Parity is a hard problem for neural nets to learn because very similar inputs produce different outputs, and very dissimilar inputs can produce the same output.

The aspects of the task we will manipulate are:  H, the number of hidden units, N, the length of the input strings, and the activation function for the hidden units, either tanh or LSTM-style neurons. The output neuron should have a logistic activation function.

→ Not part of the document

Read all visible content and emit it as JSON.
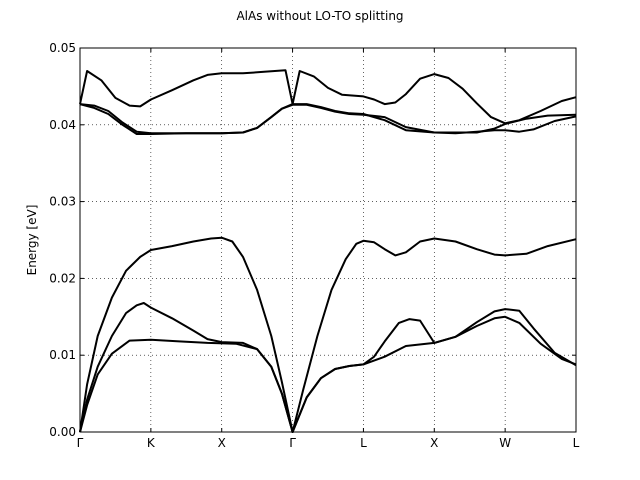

Tip: get started early.  Depending on your system, these nets can take several minutes to train.  Exploring hyperparameters (such as training rate) will be critical for success.


### Some Help
Below are some helper codes to:
- generate input strings and their parity.
- provide a callback to trigger early stopping during training
- plotting

In [1]:
try:
  # %tensorflow_version only exists in Colab.
  %tensorflow_version 2.x
except Exception:
  pass

import tensorflow as tf
import numpy as np
from matplotlib import pyplot

def gen_binary_sequences(num, length):
  '''
  Generate :num: sequences of length :length:.
  '''
  return(np.random.randint(0, 2, size=(num, length), dtype=np.int32))

def calc_parity(seqs):
  '''
  Calculate sequence parity (1 if odd number of 1s, 0 if even number of 1s)
  '''
  return(seqs.sum(axis=-1) % 2)


class create_accuracy_callback(tf.keras.callbacks.Callback):
    '''
    Callback function to stop training at 100% accuracy
    '''
    def on_epoch_end(self, epoch, logs={}):
        if(logs.get('accuracy') == 1.0 and logs.get('val_accuracy') == 1.0):
            self.model.stop_training = True


def plot_accuracies(accuracies,Ns,Hs):
  '''
  Make a graph of mean % correct (and standard error) on the test set for the different values of H and N.
  Input: ndarray of |Hs|x|Ns|x(reps)
         actual values of Ns and Hs
  '''
  lenH,lenN,lenreps = accuracies.shape
  assert(lenH == len(Hs))
  assert(lenN == len(Ns))
  accuracies_mean = accuracies.mean(axis=2)
  accuracies_std = accuracies.std(axis=2)
  accuracies_stderr = accuracies_std/np.sqrt(lenreps)
  # plot
  fig = pyplot.figure()
  ax = fig.add_subplot(111)
  ax.axhline(0.5,linestyle="--",color="gray") # chance baseline
  centers = np.arange(lenN)
  for Hindex, H in enumerate(Hs):
    ax.bar(centers + 0.8/lenH*(Hindex-(lenH-1)/2),
           accuracies_mean[Hindex], 0.8/lenH, yerr=accuracies_stderr[Hindex],
           alpha=0.5, label=f"{H} hidden units")
  ax.set_xlabel("sequence length")
  pyplot.xticks(centers,Ns)
  ax.set_ylabel("accuracy")
  pyplot.legend(loc="lower left")

TensorFlow 2.x selected.


## Part 1
**Part 1.a**<br>
Fill in the code to create a net given H and N using the tanh activation function for the hidden units.  Keras has a number of RNN helper functions, although you can also write your own custom layers.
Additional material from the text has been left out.